June 27, 2011
Opinions, U.K.

Why should we pay Ireland for its wind?

By Christopher Booker, The Telegraph, www.telegraph.co.uk 25 June 2011

Just when you think our Government’s obsession with wind power could reach no further heights of absurdity, we learn that it now plans for us all to shovel billions of pounds into the pockets of the Irish wind industry.

The idea proposed by Chris Huhne and Charles Hendry, our energy ministers, is that the Irish should build thousands more onshore and offshore windmills, heavily subsidised by British electricity users, to help us to meet our EU commitment that, within nine years, we must derive 32 per cent of our electricity from “renewables”.

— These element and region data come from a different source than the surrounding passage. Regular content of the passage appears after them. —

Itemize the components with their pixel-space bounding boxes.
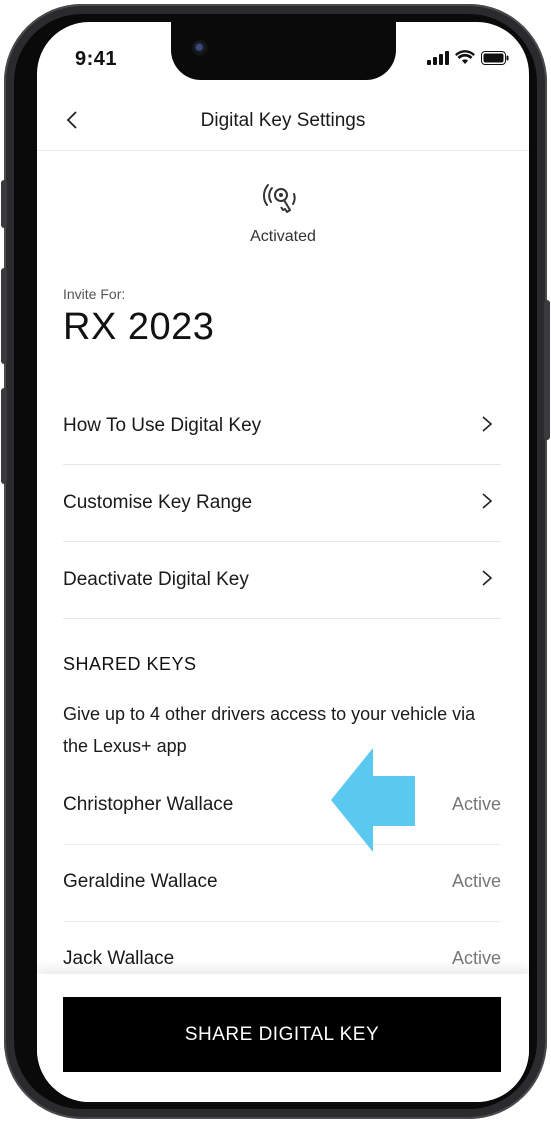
menu-item-how-to-use[interactable]: How To Use Digital Key xyxy=(63,388,501,465)
driver-name: Christopher Wallace xyxy=(63,794,234,815)
side-button-silent xyxy=(1,180,7,228)
shared-drivers-list: Christopher Wallace Active Geraldine Wal… xyxy=(63,768,501,999)
menu-item-deactivate[interactable]: Deactivate Digital Key xyxy=(63,542,501,619)
menu-item-label: Deactivate Digital Key xyxy=(63,569,249,590)
chevron-right-icon xyxy=(482,570,493,586)
app-screen: 9:41 Digital Key Settings Activated Invi… xyxy=(37,22,529,1102)
shared-keys-heading: SHARED KEYS xyxy=(63,654,197,674)
status-icons xyxy=(427,50,509,65)
page-title: Digital Key Settings xyxy=(200,110,366,131)
pointer-arrow-icon xyxy=(331,748,415,852)
wifi-icon xyxy=(455,50,475,64)
list-item[interactable]: Geraldine Wallace Active xyxy=(63,845,501,922)
menu-item-label: Customise Key Range xyxy=(63,492,253,513)
invite-label: Invite For: xyxy=(63,286,126,302)
list-item[interactable]: Christopher Wallace Active xyxy=(63,768,501,845)
driver-name: Jack Wallace xyxy=(63,948,175,969)
side-button-volume-down xyxy=(1,388,7,484)
shared-keys-description: Give up to 4 other drivers access to you… xyxy=(63,704,476,756)
driver-status: Active xyxy=(451,794,501,814)
driver-status: Active xyxy=(451,948,501,968)
menu-item-label: How To Use Digital Key xyxy=(63,415,262,436)
signal-icon xyxy=(427,50,449,65)
driver-status: Active xyxy=(451,871,501,891)
settings-menu: How To Use Digital Key Customise Key Ran… xyxy=(63,388,501,619)
chevron-right-icon xyxy=(482,493,493,509)
driver-name: Geraldine Wallace xyxy=(63,871,218,892)
digital-key-icon xyxy=(263,184,296,213)
menu-item-customise-range[interactable]: Customise Key Range xyxy=(63,465,501,542)
vehicle-model: RX 2023 xyxy=(63,306,215,348)
side-button-volume-up xyxy=(1,268,7,364)
chevron-right-icon xyxy=(482,416,493,432)
key-status-label: Activated xyxy=(250,228,316,245)
status-time: 9:41 xyxy=(75,48,118,70)
front-camera xyxy=(192,40,208,56)
battery-icon xyxy=(481,50,509,65)
bottom-action-panel: SHARE DIGITAL KEY xyxy=(37,974,529,1102)
navigation-bar: Digital Key Settings xyxy=(37,92,529,151)
side-button-power xyxy=(544,300,550,440)
share-digital-key-button[interactable]: SHARE DIGITAL KEY xyxy=(63,997,501,1072)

The Irish Times reported that the head of the Irish Wind Energy Association said these windmills could have the “capacity” to generate an extra 10 gigawatts of electricity, half of it to be exported to Britain, earning Ireland “£1.6 billion a year”. But, as he knows, 10GW of capacity would only produce some 2.5GW of actual power. So for our £1.6 billion a year – more than half of it in subsidies – we would only receive some 1.25GW. This could be generated much more reliably, and at a tiny fraction of the cost, by a single large gas-fired power station.

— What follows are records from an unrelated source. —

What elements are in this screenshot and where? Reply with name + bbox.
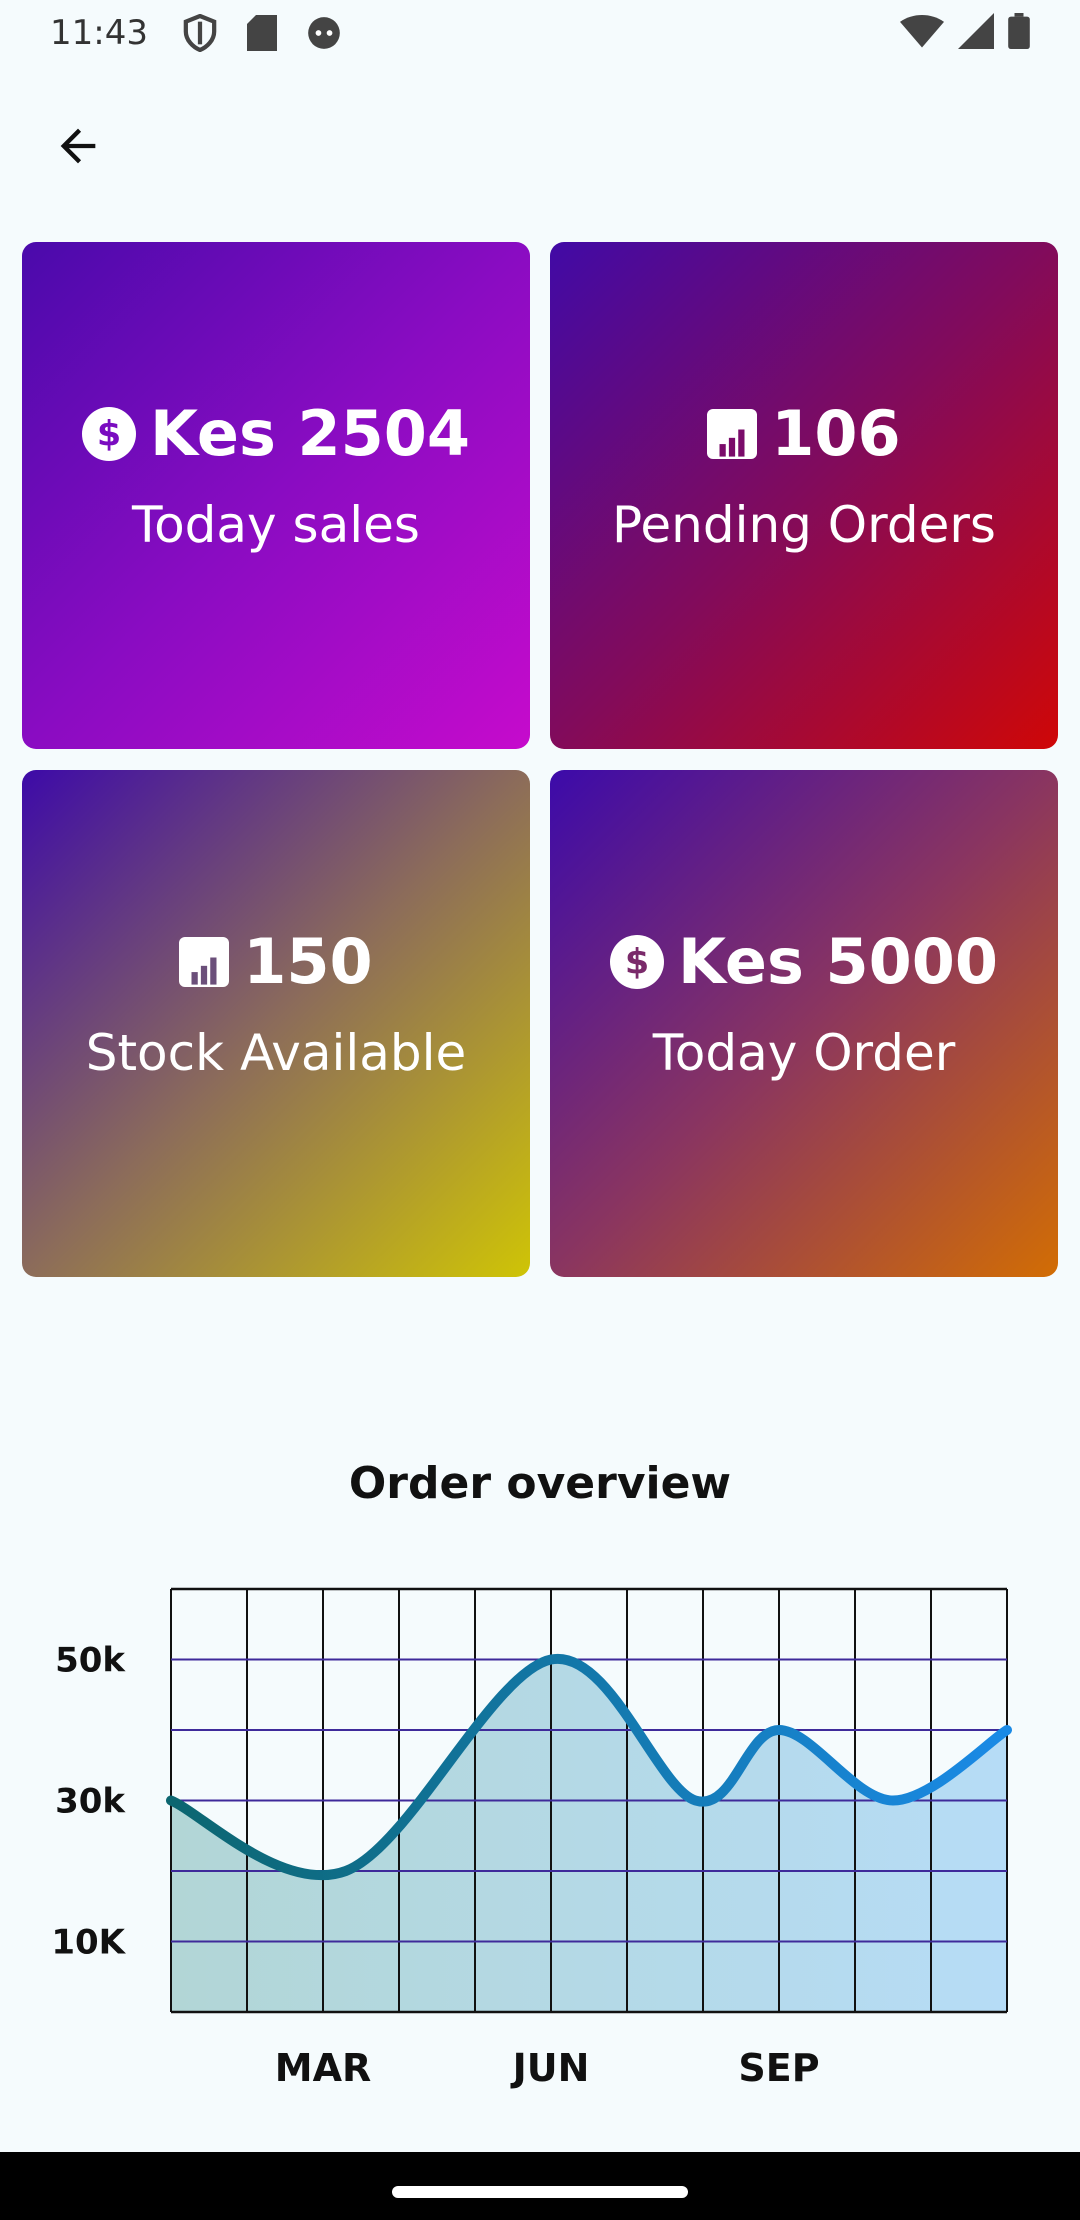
card-label: Pending Orders [612,496,996,554]
sd-card-icon [242,13,282,53]
y-tick-label: 30k [55,1782,126,1822]
wifi-icon [900,14,944,52]
dollar-circle-icon: $ [609,934,664,989]
shield-icon [180,13,220,53]
x-tick-label: SEP [738,2046,819,2090]
svg-text:$: $ [97,414,121,453]
chart-title: Order overview [348,1458,732,1509]
card-value-row: $ Kes 5000 [609,925,999,998]
card-value-row: $ Kes 2504 [81,397,471,470]
order-overview-chart: 10K 30k 50k MAR JUN SEP [51,1587,1012,2090]
back-button[interactable] [36,106,120,190]
card-value: 106 [771,397,901,470]
card-value: 150 [243,925,373,998]
chart-area-fill [171,1658,1007,2012]
stock-available-card[interactable]: 150 Stock Available [22,770,530,1277]
bar-chart-icon [179,936,230,987]
x-tick-label: JUN [510,2046,590,2090]
signal-icon [958,13,994,53]
card-value-row: 150 [179,925,373,998]
android-face-icon [304,13,344,53]
status-bar: 11:43 [0,0,1080,66]
card-value-row: 106 [707,397,901,470]
card-label: Today Order [652,1024,956,1082]
dollar-circle-icon: $ [81,406,136,461]
card-value: Kes 2504 [149,397,471,470]
pending-orders-card[interactable]: 106 Pending Orders [550,242,1058,749]
card-value: Kes 5000 [677,925,999,998]
svg-text:$: $ [625,942,649,981]
x-tick-label: MAR [275,2046,371,2090]
y-tick-label: 50k [55,1641,126,1681]
today-order-card[interactable]: $ Kes 5000 Today Order [550,770,1058,1277]
home-indicator[interactable] [392,2186,688,2198]
status-time: 11:43 [50,13,148,53]
card-label: Today sales [132,496,420,554]
y-tick-label: 10K [51,1923,126,1963]
bar-chart-icon [707,408,758,459]
card-label: Stock Available [85,1024,467,1082]
arrow-back-icon [52,120,104,177]
today-sales-card[interactable]: $ Kes 2504 Today sales [22,242,530,749]
battery-icon [1008,13,1030,53]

In other words, this lunatic scheme will do little to help us meet our fanciful EU target of 14GW, which we haven’t the faintest hope of meeting, anyway.

The bonanza for the Irish wind industry will offer little consolation to Ireland’s turf cutters, who have been told by Brussels that all peat-digging must stop because the bogs have been designated by the EU as “Special Conservation Areas”. Ireland’s bankrupt government has thus been sending out aircraft, helicopters and a small army of officials to spy on illegal peat-diggers, lest it is faced with whacking fines by Brussels for allowing such criminal activity.